Ты выше там спрашивал, где же хранятся монеты, ты в этом разберись для начала и хотя бы основы того, как крипта работает, а потом насчет кошельков парься. Потому что если ты этого не понимаешь, то проебешься один хуй хоть с кошельком хоть без.
А я ведь сразу понял, что ты тугой.
Ты сам как думаешь, если бы вдруг внезапно вскрылось, что леджер всем пиздит и хранит где то сид-фразы и еще и сливает их куда то, то существовал бы он до сих пор или нет? Кому он нахуй нужен был бы, у него единственная функция держать сид фразу в защищенном хранилище.
Ты выше там спрашивал, где же хранятся монеты, ты в этом разберись для начала и хотя бы основы того, как крипта работает, а потом насчет кошельков парься. Потому что если ты этого не понимаешь, то проебешься один хуй хоть с кошельком хоть без.
Слушай я уж не совсем тупой, понимаю, что там прямого взлома не было. Никто не пиздил ключи и пр. Слили небось почты и ещё что нибудь что вводишь при регистрации. Про монеты я уже написал, что проебался, ладно, хуй с вами.
Скажи лучше что есть толкового с открытым кодом кроме трезора и я съебусь, пока совсем хуями не закидали.
Если ты сам сид не скомпрометируешь, то вообще похуй где хранить.
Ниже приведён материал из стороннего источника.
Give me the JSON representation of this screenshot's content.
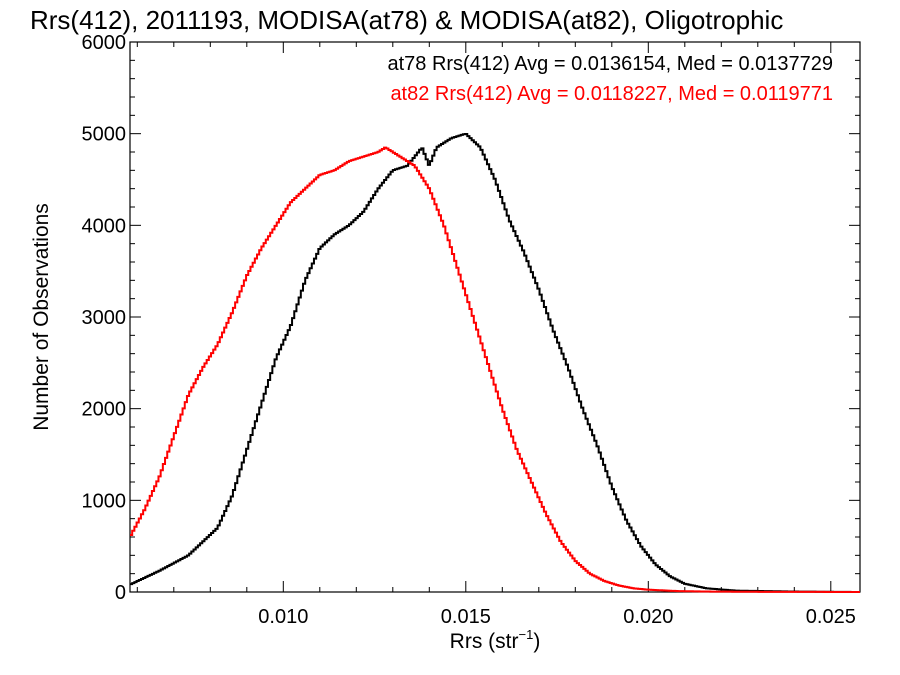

Ясно. А что за залупы стальные везде, кружочки-пластинки и прочее, стоят дохуя. Чем лучше "листочка" типа не уничтожимо + понты?
Ну листочек тоже не панацея и может проебаться. Тем более играет роль сценарий использования, как часто ты собираешься делать переводы, куда и пр..
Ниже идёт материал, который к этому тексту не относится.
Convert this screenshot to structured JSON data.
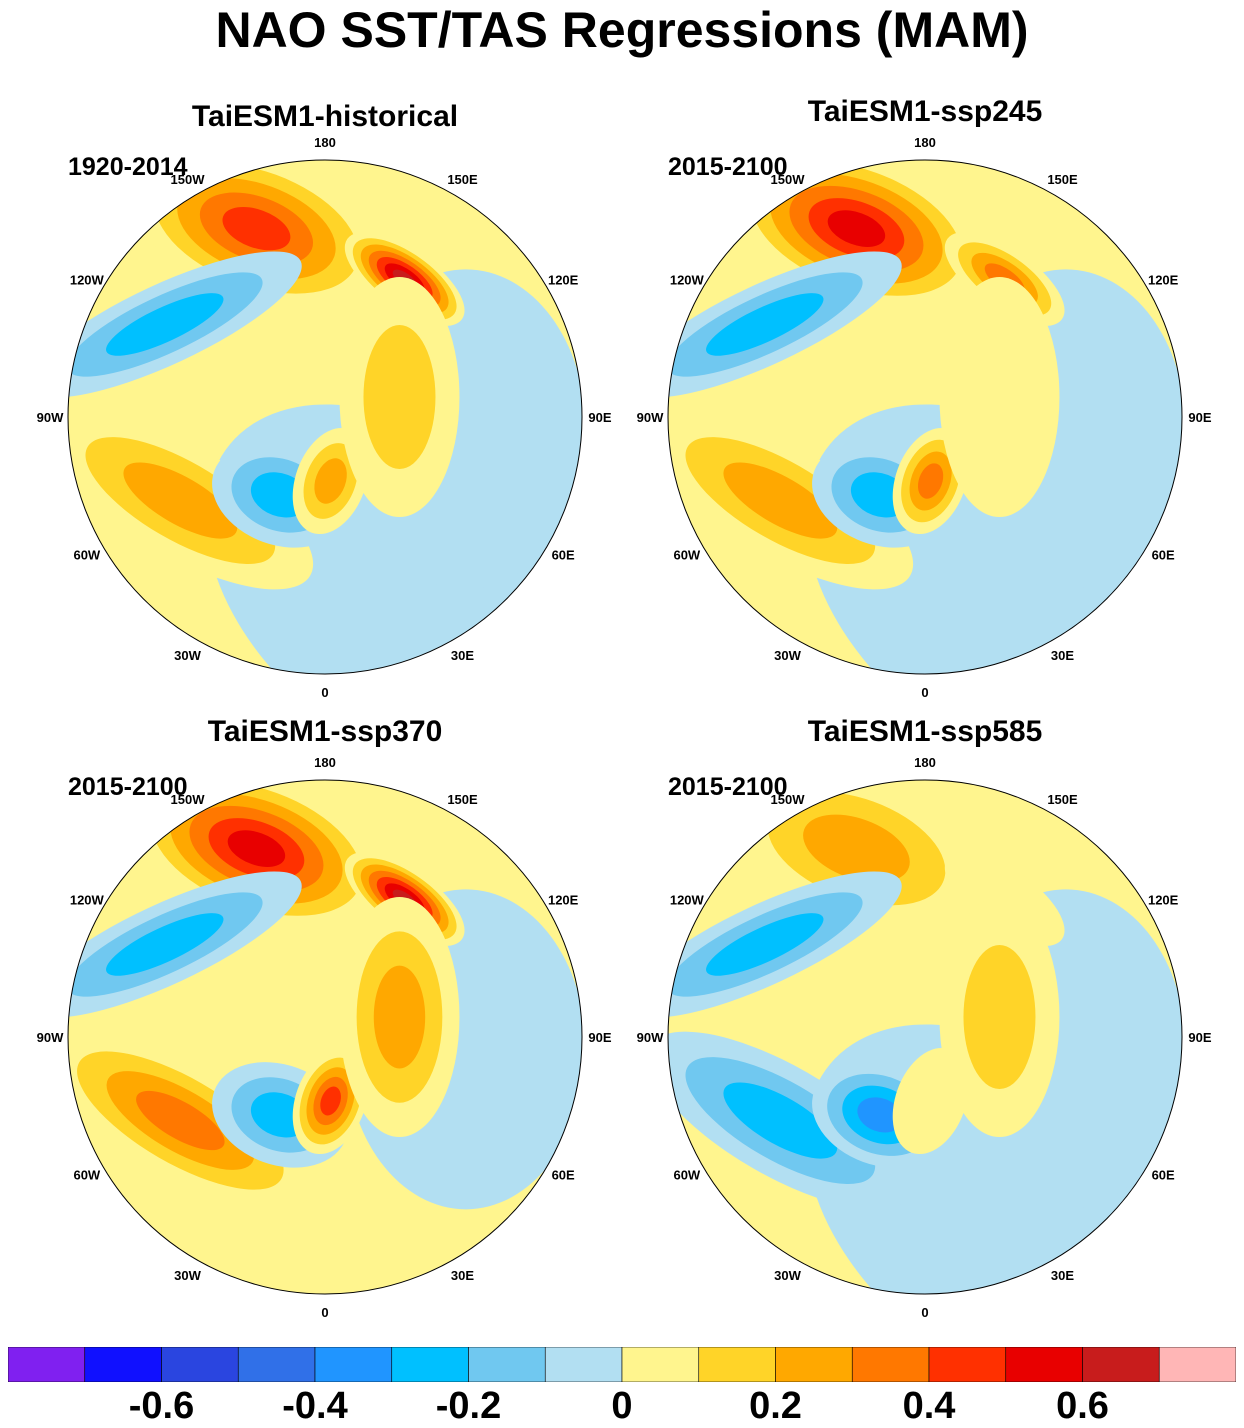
{
  "title": "NAO SST/TAS Regressions (MAM)",
  "longitude_labels": [
    "180",
    "150E",
    "120E",
    "90E",
    "60E",
    "30E",
    "0",
    "30W",
    "60W",
    "90W",
    "120W",
    "150W"
  ],
  "panels": [
    {
      "title": "TaiESM1-historical",
      "period": "1920-2014",
      "pattern": {
        "pacific_max": 0.45,
        "siberia_max": 0.7,
        "atlantic_tripole": [
          0.3,
          -0.3,
          0.25
        ],
        "eurasia": 0.05
      }
    },
    {
      "title": "TaiESM1-ssp245",
      "period": "2015-2100",
      "pattern": {
        "pacific_max": 0.6,
        "siberia_max": 0.4,
        "atlantic_tripole": [
          0.35,
          -0.3,
          0.4
        ],
        "eurasia": -0.05
      }
    },
    {
      "title": "TaiESM1-ssp370",
      "period": "2015-2100",
      "pattern": {
        "pacific_max": 0.6,
        "siberia_max": 0.7,
        "atlantic_tripole": [
          0.4,
          -0.35,
          0.5
        ],
        "eurasia": 0.1
      }
    },
    {
      "title": "TaiESM1-ssp585",
      "period": "2015-2100",
      "pattern": {
        "pacific_max": 0.3,
        "siberia_max": 0.15,
        "atlantic_tripole": [
          -0.3,
          -0.4,
          0.15
        ],
        "eurasia": 0.05
      }
    }
  ],
  "colorbar": {
    "colors": [
      "#8020f0",
      "#1010ff",
      "#2a45e0",
      "#3070e8",
      "#2095ff",
      "#00c0ff",
      "#70c8f0",
      "#b2dff2",
      "#fff58e",
      "#ffd428",
      "#ffa800",
      "#ff7800",
      "#ff3000",
      "#e80000",
      "#c81c1c",
      "#ffb6b6"
    ],
    "labels": [
      "-0.6",
      "-0.4",
      "-0.2",
      "0",
      "0.2",
      "0.4",
      "0.6"
    ],
    "label_values": [
      -0.6,
      -0.4,
      -0.2,
      0,
      0.2,
      0.4,
      0.6
    ],
    "min": -0.8,
    "max": 0.8,
    "step": 0.1
  }
}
Но в целом, если скажем, поставить чистый линукс, сгенерировать кошелек на нормальном сервисе, переписать фразу на листок и не проебать его, использовать кошель чисто как копилку, то это как минимум не хуже апаратника.
А еще лучше размножить фразу, придумать способ как зашифровать ее, не забыть как ты зашифровал ее и спрятать зашифрованные листки куда-нибудь в разные места.
Даже если кто-то найдет листок с фразой, а ты заменишь там 2 слова на какие то свои, при этом, не забудешь, что сделал замену, хуй он что сделает.
Но это как вариант, а так вариантов полно, у каждого свои плюсы и минусы.
Про хранение сид фразы - плюсую про шифрование. Когда изучал материалы по теме как лучше защитить свою сид фразу, почему-то никто вообще не упоминает шифрование. И я не про шифрование txt файла с фразой, а про превращение самой фразы в шифр, который уже куда-то записывается. Все говорят про выбивание на металле, хранение в капсулах, сейфах и тд, запароленый архив в облаке, но все почему-то хранят ее в открытом виде из 12-24 слов. Т.е. если вдруг каким-то образом к левому человеку попадется твоя металлическая пластинка с фразой или капсула с листочком, и если этот человек в курсе, что эти записанные 12 слов - не заклинание, а сид фраза, то ты потеряешь свои деньги, потому что там фраза записана в явном виде.
Я думаю, что лучше всего придумать какой-то алгоритм для шифрования, чтобы превратить сид фразу из 12 слов в зашифрованную строку и уже этот шифр хранить в сейфе, капсуле, на металле. Даже если эта металлическая пластинка попадет к злоумышленнику, но может даже не понять что перед ним сид фраза. Плюс уже в таком виде фразу можно хранить на облаке, не боясь что в случае утечки файлов с облака кто-то получит доступ твоей крипте. Офк главное в этом случае не забыть сам алгоритм шифрования и не рассказывать его никому.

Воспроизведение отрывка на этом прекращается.